Virtual Visits Substitutive in Ambulatory Care Delivery During COVID-19


In all visits, data show 23.8% were virtual, 8.2% were in-person at home, and 68.0% were in-person and onsite.

Kori S. Zachrison, MD

Kori S. Zachrison, MD

Due to the COVID-19 pandemic leading to more use of virtual care, a recent study evaluated the association between the increased use of virtual care and health care utilization in an integrated delivery network.

Led by Kori S. Zachrison, MD, Department of Emergency Medicine, Massachusetts General Hospital, the team of investigators determined that the transition to virtual care in ambulatory care offerings was not associated with an increase in overall visit volumes, suggesting that virtual care was substitutive, not additive, in care delivery.


Zachrison and colleagues performed a cross-sectional study using data from their large New England health care system to identify all ambulatory visits between October 2019 - April 2021.

The encounters in the study consisted of virtual, in-person at home, and in-person onsite visits. Investigators also examined the subgroups of behavioral health care professional visits to identify any unique behavioral health visit trends.

Other components of the analysis characterized the demographics using race and ethnicity data from the electronic health records. From that, a composite, mutually exclusive race and ethnicity variable based on individual race and ethnicity fields was created. The categories included Hispanic, missing, non-Hispanic Asian, non-Hispanic Black, non-Hispanic White, and other.
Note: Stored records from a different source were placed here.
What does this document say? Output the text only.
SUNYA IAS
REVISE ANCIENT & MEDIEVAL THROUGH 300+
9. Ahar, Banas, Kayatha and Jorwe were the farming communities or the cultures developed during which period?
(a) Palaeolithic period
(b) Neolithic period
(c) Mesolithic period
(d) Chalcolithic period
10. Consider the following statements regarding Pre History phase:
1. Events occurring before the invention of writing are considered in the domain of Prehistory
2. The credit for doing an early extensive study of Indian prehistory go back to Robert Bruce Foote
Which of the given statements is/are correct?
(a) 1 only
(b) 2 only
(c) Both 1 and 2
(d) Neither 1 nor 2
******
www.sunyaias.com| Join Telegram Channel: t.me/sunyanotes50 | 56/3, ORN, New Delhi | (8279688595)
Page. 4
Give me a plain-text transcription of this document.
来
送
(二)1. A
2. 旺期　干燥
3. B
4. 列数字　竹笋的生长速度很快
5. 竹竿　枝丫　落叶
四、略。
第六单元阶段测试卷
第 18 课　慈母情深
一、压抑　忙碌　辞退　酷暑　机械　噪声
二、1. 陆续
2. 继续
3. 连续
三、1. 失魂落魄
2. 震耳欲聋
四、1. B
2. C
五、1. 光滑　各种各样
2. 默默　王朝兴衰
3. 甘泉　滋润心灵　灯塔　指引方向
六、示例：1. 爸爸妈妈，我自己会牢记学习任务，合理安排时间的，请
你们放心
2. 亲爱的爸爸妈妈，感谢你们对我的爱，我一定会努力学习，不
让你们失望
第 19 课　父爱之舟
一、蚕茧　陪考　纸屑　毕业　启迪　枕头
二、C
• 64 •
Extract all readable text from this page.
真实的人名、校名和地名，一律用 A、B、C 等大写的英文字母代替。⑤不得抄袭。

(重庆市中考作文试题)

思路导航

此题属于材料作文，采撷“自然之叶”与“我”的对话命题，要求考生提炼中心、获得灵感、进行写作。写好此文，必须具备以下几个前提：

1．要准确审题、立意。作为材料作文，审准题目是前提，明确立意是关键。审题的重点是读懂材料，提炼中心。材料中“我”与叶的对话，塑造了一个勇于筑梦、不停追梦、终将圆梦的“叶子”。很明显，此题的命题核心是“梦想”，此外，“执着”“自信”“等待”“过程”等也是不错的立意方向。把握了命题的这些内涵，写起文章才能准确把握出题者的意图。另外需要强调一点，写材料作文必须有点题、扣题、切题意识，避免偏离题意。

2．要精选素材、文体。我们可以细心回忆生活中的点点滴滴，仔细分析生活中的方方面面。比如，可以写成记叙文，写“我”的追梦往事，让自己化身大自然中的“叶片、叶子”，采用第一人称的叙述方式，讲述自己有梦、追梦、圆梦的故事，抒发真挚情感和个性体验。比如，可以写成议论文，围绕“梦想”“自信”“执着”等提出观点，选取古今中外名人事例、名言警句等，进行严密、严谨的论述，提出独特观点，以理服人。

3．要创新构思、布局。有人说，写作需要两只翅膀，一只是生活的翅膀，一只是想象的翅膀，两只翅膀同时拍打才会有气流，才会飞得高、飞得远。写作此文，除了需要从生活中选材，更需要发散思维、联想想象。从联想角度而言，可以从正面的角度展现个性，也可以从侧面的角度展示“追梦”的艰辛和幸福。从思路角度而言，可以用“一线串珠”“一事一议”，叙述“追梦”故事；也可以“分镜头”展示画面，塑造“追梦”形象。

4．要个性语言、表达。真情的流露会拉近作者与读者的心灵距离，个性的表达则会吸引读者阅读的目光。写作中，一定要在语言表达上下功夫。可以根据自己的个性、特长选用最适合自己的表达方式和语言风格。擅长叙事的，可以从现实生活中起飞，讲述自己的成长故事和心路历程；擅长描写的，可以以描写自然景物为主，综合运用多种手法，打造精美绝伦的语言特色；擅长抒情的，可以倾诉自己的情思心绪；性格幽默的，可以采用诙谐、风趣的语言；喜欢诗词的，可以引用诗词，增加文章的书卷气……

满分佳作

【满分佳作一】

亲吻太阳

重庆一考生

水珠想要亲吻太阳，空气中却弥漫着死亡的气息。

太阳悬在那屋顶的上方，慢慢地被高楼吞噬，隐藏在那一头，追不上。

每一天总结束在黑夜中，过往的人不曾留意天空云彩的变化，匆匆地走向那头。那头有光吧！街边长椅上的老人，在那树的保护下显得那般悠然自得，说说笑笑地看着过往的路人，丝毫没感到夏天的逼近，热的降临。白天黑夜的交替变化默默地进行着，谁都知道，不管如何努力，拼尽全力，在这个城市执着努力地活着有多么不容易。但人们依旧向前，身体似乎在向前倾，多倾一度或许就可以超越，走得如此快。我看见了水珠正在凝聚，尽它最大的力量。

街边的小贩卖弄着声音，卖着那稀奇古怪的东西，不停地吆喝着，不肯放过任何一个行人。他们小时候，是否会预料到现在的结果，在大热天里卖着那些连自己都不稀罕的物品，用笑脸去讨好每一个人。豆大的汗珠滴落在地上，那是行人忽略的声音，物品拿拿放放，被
Additionally, investigators used a 2-sided Welch t test to compare overall mean monthly visit volume pre pandemic (October 2019 - February 2020) versus current (June 2020 - April 2021). The data was then stratified by encounter type.


The study identified 10,559,857 ambulatory visits within the study period, with a total of 1,530,772 patients. Patients had a median age of 58 years, consisting of 918,463 females (60%) and 612,309 males (40%).

By demographics, data show 61,231 (4%) Asian patients, 122,462 (8%) Hispanic patients, 91,846 (6%) non-Hispanic Black patients, 1,178,693 (77%) non-Hispanic White patients, and 76,540 (5%) patients of an unknown or other race and ethnicity.

Then, investigators found 811,309 (53%) had only in-person visits, 627,617 (41%) had in-person and virtual, and 91,846 (6%) had only virtual visits.

Further, in patients who had both in-person and virtual visits, data show most patients attended fewer than half of visits virtually (median, 33%). In all encounters, 23.8% were virtual, 8.2% were in-person at home, and 68.0% were in-person and onsite.

At the start of the pandemic, data show a dramatic drop in the number of in-person visits, concurrent to an increase in overall virtual visits and among behavioral health visits. However, no significant change in overall ambulatory visit volume and visit patterns had similarity at the patient level.

Among behavioral health visits from October 2019 - April 2021, a small increase in total visit volume was observed. This was due to increased virtual visits (mean increase, 29,609 - 36,901, P <.002). Data show 94% of monthly visits were virtual after May 2020.


“Given the impact of the pandemic on mental health and known pre-existing challenges in access to behavioral health access in general, the increased volume of behavioral health visits in our system over the study period may be merited and high value overall,” investigators wrote.

The study, “Changes in Virtual and In-Person Health Care Utilization in a Large Health System During the COVID-19 Pandemic,” was published in JAMA Network Open.